3 weeks.

21 days.

504 hours.

30240 minutes.

1814400 seconds.

That's how long Fitz had been missing. And Jemma hated it.

She hated not knowing where he was. She hated Eli Morrow for being responsible for his disappearance. She hated that she couldn't have at least been there with him. She hated not having someone to cuddle late at night. She hated how there seemed to be a crater in her heart where Fitz's daily interactions with her used to be.

But most of all, she hated Jeffery mace.

She hated him for not letting her be there with him. She hated him for being such a hypocrite. She hated him for not trusting her. She hated that he was a bad leader – more concerned about SHIELD's image more than its own agents.

But most of all, she hated how there was nothing she could do about it.

She could only go on silently, pretending that everything was okay, when it clearly was not.

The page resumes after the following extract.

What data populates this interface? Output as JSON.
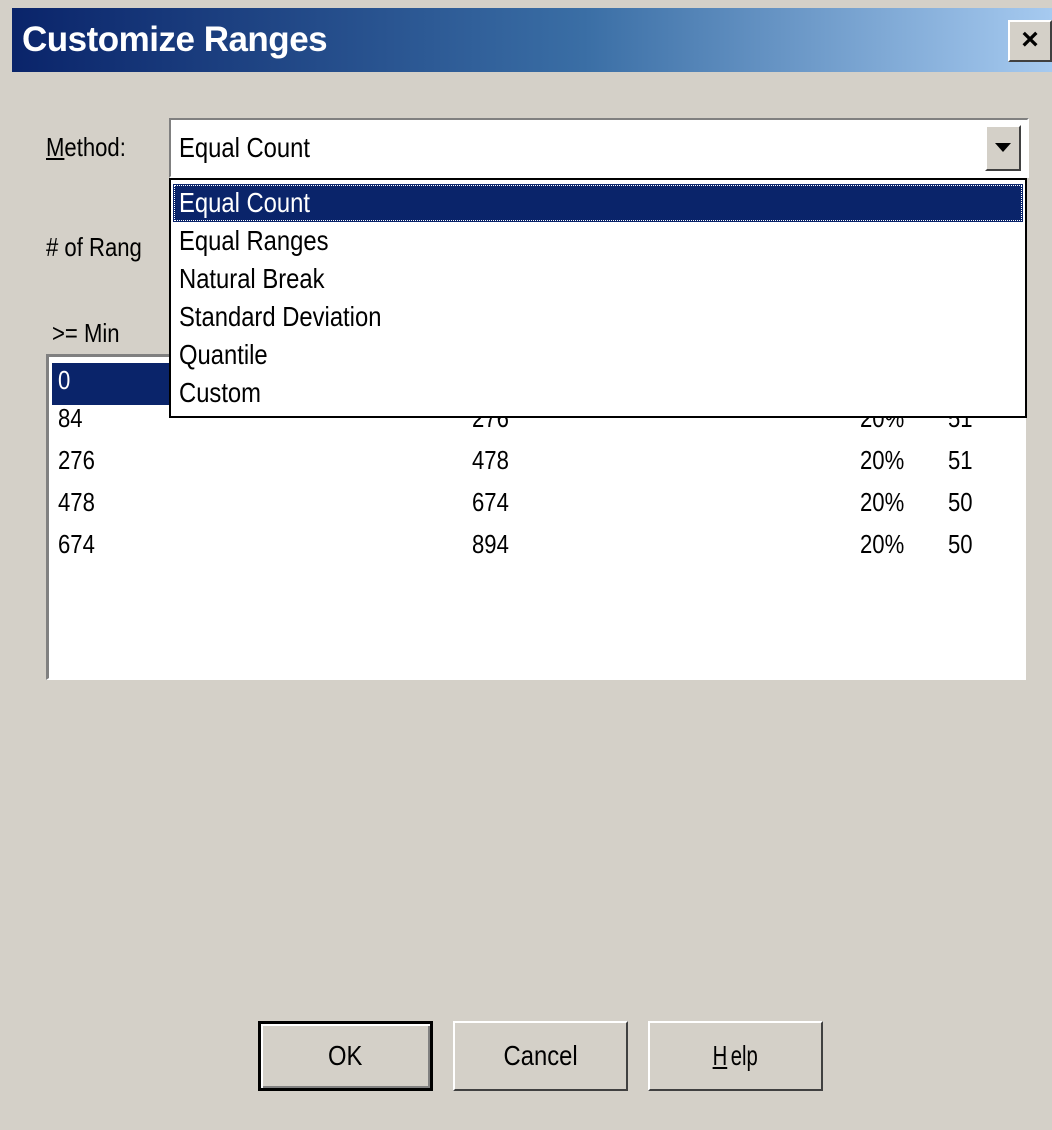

Mace had assigned a smaller portion of resources to getting them back than to finding Morrow and stopping him. Jemma was doing everything she could to maintain the power she'd worked so hard to earn and control the investigation.

But Mace was shutting her out. So she could only resign herself to getting her team back.

The amount of rage within her made Jemma want to throw up. It was a constant feeling, and all she could do was to commit her whole self – her whole mind and her whole body – to finding them, to finding him. It was all she could do to not be so overcome by anger that she blew everything.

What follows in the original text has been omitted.